McDuff Preserves expects to bottle and sell 7000000 32-oz jars of jam. The company orders its containers from Consolidated Bottle Company. The cost of ordering a shipment of bottles is $700, and the cost of storing each empty bottle for a year is$.80. How many orders should McDuff place per year and how many bottles should be in each shipment if the ordering and storage costs are to be minimized? (Assume that each shipment of bottles is used up before the next shipment arrives.)

2. Hello,Tim!

McDuff Preserves expects to bottle and sell 7,000,000 32-oz jars of jam. The company orders
its containers from Consolidated Bottle Company.
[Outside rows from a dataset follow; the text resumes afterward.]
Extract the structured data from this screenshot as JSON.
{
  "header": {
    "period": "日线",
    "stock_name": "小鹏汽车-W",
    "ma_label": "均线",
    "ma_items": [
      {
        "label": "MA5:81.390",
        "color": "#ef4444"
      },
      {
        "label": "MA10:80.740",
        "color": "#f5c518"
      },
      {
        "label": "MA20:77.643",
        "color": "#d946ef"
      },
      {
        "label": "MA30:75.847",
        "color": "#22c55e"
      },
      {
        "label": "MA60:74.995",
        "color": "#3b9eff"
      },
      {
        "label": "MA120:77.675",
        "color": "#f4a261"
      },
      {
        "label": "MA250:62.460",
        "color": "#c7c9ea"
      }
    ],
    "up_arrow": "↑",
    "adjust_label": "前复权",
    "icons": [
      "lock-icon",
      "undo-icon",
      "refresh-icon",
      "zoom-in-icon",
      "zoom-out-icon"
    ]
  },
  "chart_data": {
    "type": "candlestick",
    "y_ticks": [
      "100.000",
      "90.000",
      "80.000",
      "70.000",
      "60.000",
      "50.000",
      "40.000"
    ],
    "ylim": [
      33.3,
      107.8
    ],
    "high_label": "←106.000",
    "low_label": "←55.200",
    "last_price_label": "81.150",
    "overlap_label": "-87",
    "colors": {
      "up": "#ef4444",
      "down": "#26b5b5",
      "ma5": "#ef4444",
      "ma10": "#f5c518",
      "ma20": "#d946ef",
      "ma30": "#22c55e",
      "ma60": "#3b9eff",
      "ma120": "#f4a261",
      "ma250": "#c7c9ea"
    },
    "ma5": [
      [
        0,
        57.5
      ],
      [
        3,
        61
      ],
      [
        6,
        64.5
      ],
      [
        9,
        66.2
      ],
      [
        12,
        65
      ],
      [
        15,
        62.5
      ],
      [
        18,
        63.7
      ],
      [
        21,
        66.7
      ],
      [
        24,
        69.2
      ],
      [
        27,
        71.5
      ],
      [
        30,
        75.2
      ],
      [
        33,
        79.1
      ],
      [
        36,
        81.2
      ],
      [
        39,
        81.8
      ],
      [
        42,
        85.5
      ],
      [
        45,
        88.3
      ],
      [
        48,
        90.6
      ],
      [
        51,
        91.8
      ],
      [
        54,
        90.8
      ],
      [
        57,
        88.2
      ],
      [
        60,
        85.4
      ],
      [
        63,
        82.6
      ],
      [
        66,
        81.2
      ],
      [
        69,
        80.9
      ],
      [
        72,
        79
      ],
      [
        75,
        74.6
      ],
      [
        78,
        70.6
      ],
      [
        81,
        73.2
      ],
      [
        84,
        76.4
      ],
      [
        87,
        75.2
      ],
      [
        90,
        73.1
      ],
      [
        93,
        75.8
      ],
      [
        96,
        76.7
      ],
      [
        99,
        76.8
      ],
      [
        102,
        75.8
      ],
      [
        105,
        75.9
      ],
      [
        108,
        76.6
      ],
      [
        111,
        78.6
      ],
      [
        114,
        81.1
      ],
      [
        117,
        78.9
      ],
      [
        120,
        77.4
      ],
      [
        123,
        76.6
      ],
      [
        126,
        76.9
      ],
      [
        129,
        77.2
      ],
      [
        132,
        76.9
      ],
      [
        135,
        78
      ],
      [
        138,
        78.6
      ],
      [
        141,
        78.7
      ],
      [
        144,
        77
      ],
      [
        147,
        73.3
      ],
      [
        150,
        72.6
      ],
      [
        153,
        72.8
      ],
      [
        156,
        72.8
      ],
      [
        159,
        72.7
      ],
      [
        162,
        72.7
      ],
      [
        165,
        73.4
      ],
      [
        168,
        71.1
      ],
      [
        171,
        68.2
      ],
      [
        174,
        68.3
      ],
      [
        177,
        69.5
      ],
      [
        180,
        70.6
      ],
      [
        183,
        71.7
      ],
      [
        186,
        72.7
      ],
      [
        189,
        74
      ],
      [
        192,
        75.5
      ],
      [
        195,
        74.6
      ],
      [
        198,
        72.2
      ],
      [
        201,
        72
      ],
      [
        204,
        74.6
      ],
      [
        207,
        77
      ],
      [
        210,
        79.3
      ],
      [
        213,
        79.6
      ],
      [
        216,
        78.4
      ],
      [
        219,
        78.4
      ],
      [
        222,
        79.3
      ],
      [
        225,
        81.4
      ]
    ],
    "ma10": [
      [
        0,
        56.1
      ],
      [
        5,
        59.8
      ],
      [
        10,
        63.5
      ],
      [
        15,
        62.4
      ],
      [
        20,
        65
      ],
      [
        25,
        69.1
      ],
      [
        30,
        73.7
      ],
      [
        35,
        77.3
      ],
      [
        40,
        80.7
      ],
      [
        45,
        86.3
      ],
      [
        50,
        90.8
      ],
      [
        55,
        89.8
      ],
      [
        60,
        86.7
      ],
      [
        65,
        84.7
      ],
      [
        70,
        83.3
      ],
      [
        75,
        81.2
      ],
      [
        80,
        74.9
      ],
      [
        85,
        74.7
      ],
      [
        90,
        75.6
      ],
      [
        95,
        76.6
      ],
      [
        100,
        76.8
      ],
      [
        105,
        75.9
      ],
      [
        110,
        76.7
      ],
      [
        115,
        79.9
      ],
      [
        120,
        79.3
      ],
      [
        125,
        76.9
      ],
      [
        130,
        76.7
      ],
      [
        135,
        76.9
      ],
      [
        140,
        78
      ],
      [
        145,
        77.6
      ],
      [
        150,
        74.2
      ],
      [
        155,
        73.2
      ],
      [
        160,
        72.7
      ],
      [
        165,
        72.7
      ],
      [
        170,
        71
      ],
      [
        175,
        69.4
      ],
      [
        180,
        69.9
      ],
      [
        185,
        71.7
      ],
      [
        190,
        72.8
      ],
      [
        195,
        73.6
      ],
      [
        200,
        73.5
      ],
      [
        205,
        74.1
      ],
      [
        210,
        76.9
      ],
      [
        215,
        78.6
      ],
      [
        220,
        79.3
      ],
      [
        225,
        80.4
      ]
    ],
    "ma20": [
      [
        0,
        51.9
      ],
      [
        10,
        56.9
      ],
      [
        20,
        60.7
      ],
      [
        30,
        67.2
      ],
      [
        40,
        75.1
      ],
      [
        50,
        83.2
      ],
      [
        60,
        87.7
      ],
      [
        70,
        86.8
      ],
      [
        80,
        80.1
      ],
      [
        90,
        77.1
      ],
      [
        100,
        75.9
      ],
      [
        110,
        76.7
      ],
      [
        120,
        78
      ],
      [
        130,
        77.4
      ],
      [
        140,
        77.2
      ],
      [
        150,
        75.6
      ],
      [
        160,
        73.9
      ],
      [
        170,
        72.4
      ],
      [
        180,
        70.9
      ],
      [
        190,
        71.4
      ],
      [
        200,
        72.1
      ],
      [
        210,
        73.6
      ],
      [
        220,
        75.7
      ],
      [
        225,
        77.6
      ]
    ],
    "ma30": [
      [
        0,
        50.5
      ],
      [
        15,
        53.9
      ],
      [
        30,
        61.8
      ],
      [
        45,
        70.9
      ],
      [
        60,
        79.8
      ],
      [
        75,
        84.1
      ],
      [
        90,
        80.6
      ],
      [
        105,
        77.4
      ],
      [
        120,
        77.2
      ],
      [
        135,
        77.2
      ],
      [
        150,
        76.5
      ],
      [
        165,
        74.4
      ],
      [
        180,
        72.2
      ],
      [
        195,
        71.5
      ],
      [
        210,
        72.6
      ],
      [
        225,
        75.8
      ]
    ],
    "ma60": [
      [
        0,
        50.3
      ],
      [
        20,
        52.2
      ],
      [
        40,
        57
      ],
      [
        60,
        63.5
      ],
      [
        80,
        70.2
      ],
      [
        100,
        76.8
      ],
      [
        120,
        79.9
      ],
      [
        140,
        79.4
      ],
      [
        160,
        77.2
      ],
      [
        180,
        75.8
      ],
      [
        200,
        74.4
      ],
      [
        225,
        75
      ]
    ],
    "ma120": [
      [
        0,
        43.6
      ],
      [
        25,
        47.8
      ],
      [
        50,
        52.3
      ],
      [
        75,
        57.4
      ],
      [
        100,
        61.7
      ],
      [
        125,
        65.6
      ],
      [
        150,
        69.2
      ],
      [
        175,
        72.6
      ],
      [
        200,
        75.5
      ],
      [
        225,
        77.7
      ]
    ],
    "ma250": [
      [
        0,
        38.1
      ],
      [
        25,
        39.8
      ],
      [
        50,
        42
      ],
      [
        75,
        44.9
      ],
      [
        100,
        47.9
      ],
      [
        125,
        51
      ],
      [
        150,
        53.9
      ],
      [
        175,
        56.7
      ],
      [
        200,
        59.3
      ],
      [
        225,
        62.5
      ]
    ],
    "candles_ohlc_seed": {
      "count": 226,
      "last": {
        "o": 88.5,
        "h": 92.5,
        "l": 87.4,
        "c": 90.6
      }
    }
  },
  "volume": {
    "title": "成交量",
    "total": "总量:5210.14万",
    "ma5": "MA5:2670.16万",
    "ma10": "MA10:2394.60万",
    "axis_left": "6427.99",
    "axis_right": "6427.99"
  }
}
The cost of ordering a shipment of bottles
is $700 per shipment, and the cost of storing each empty bottle for a year is$0.80.
How many orders should McDuff place per year and how many bottles should be in each
shipment if the ordering and storage costs are to be minimized? (Assume that each
shipment of bottles is used up before the next shipment arrives.)

Let $\displaystyle N$ = the number of shipments.
The cost of shipping is: .$\displaystyle 700N$ dollars.

Then there are: .$\displaystyle \frac{7,000,000}{N}$ bottles per shipment.
The cost of storage is: .$\displaystyle (0.08)\left(\frac{7,000,000}{N}\right) \:=\:\frac{560,000}{N}$ dollars.

Hence, the cost is: .$\displaystyle C \;=\;700N + 560,000N^{-1}$

Differentiate and equate to zero: .$\displaystyle C\,' \;=\;700 - 560,000N^{-2} \;=\;0$

Multiply by $\displaystyle N^2\!:\;\;\;700N^2 - 560,000 \:=\:0\quad\Rightarrow\quad N^2 \:=\:800$

Hence: .$\displaystyle N \;=\;\sqrt{800} \;=\;20\sqrt{2}\;\approx\;28.2842...$

Therefore, McDuff should order 28 shipments
. . . . . . . with 250,000 bottles per shipment.